Almost like in a New Labour PFI pilot initiative, under a wheeze designed by Cardinal Wolsey and a physician called Thomas Linacre, the Archbishop of Canterbury began issuing licenses for the practice of medicine and dentistry from 1511 within his diocese. The Peter's Pence Act of 1533, allowed the Archbishop to issue dispensations throughout all England. Applicants were expected to provide evidence of their medical or surgical expertise, such as letters testimonial, but I suspect this was also about collecting fees for the issue of the licenses. The Dissolution of the Monasteries itself, was the formal but violent process which took place between 1536 and 1541, but as far as dentists were concerned, the groundwork had already taken place and their accreditation process was secure. The dissolution of the monasteries therefore failed to sever the connection between dentists and the church. This formal connection continued until the Medical Acts of 1858, which set up The General Council of Medical Education and Registration of the United Kingdom. Now we can't blame the bishop, though we can pray for the dentist to be any good.

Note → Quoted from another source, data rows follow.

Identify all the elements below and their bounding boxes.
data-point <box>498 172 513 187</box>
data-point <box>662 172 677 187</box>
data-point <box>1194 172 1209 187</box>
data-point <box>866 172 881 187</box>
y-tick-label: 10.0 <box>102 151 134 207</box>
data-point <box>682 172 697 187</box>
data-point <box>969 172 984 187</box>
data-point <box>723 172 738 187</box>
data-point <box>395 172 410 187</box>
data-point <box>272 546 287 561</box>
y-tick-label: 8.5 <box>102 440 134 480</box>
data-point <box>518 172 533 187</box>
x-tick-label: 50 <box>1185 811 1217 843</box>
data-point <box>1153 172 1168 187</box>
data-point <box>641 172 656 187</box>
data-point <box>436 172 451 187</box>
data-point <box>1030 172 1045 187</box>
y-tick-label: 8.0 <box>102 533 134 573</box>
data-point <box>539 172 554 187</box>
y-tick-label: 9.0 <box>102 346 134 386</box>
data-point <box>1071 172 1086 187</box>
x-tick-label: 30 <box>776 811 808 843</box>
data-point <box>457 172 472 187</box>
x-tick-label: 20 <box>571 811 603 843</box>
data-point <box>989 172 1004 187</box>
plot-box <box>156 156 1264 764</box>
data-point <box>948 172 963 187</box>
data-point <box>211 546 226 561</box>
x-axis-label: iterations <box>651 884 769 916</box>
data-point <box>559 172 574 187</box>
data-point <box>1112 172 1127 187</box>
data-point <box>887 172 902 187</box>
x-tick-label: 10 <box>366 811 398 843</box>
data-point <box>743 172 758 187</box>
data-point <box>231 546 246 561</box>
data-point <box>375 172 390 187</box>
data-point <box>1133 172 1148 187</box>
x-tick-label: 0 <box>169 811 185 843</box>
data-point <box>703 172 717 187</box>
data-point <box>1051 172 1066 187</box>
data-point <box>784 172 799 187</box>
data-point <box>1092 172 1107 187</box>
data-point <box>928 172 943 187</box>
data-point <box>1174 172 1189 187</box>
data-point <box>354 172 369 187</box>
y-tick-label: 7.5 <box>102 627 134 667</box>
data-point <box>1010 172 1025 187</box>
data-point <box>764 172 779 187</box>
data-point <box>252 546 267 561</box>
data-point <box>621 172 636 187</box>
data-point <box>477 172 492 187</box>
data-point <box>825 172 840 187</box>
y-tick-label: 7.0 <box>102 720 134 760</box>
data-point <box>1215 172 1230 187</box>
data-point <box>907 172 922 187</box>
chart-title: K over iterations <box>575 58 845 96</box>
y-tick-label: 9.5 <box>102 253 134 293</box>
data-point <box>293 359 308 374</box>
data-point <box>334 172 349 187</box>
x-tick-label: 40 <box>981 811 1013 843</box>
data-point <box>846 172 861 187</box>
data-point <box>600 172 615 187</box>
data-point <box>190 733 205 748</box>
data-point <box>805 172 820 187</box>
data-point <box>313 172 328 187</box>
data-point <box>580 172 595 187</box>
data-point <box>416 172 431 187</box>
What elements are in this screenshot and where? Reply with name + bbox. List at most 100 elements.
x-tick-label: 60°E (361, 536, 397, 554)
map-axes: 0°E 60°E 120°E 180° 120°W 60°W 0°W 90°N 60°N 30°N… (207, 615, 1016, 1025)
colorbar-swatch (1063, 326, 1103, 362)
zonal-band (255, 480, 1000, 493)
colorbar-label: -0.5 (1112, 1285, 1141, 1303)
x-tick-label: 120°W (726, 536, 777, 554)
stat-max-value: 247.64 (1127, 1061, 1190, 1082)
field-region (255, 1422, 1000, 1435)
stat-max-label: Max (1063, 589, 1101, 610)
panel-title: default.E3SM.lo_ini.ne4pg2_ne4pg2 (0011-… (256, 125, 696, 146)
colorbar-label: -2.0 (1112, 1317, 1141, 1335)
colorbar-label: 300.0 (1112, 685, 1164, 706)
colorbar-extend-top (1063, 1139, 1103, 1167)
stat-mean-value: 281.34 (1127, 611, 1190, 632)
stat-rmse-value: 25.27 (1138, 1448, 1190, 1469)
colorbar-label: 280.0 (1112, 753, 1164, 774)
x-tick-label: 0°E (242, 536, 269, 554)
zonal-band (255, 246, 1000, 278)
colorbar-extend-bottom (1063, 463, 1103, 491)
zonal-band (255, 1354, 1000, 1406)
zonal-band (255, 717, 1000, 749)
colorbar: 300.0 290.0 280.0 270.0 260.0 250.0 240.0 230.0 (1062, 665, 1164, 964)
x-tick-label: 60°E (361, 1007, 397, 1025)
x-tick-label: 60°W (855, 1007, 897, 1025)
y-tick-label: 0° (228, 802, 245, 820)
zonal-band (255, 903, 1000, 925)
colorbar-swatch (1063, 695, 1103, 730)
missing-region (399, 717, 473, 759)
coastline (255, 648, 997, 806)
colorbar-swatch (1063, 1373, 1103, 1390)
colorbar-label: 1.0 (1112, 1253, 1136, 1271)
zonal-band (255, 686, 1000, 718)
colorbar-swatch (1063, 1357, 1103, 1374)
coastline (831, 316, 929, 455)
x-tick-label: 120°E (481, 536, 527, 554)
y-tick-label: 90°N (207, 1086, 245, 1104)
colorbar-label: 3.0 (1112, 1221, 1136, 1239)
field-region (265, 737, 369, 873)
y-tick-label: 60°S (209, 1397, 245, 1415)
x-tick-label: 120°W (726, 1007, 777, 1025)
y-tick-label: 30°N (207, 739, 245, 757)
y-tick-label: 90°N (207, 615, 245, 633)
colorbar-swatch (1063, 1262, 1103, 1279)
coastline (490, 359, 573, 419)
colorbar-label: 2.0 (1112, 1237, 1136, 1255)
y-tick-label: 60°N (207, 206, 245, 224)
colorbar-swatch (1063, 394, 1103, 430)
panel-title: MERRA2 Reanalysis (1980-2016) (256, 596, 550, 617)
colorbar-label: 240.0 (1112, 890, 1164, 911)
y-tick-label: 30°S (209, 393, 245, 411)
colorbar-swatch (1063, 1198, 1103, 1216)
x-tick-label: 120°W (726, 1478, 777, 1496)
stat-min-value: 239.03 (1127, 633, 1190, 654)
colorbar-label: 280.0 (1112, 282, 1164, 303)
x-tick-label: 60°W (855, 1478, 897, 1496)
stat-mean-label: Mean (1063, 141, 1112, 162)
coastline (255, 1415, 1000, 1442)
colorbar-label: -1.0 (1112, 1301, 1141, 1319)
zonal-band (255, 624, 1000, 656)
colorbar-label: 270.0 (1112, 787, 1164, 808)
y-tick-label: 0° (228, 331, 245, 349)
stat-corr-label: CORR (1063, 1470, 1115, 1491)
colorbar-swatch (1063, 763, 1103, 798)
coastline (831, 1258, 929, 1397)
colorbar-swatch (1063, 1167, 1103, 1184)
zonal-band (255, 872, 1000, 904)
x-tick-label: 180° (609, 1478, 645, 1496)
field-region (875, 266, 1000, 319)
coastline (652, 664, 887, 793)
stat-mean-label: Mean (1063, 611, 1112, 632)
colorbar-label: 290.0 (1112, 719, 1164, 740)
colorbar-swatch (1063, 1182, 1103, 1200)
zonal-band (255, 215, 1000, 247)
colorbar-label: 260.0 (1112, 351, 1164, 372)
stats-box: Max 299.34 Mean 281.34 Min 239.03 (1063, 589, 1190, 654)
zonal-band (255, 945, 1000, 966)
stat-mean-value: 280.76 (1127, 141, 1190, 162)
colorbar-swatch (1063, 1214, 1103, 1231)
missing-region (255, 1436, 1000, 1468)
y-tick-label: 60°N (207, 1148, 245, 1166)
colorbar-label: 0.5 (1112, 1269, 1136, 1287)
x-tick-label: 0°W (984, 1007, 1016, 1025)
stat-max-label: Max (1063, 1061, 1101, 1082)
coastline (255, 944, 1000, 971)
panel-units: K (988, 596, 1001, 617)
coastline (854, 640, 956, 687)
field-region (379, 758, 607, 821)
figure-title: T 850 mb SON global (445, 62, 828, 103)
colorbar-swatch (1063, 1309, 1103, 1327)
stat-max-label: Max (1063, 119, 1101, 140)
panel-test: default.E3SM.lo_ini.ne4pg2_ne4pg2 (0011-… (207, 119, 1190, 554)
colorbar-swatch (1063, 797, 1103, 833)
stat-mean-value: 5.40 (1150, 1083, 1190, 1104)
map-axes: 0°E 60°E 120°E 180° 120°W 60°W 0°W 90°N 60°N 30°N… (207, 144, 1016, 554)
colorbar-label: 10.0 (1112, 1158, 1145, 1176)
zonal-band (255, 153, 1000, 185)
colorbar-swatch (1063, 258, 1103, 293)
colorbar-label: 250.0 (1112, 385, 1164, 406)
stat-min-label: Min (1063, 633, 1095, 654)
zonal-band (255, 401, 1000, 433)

Abbey Dental Practice at 25 St. James's Street says it is ‘A long-established service with a smile.' They do not say how long, but something tells me their roots do not stretch back as far as the middle ages. In fact, in a development which brings them closer to their surgical and medical colleagues than a medieval dentist was, they offer some fairly modern services like general anaesthesia. As the sign to the left of the door says, they offer 'IV Sedation for Nervous clients – sleep through the treatment’.

Opposite the Bengal Curry House, to the left of WM Smith. There is a nearby car park.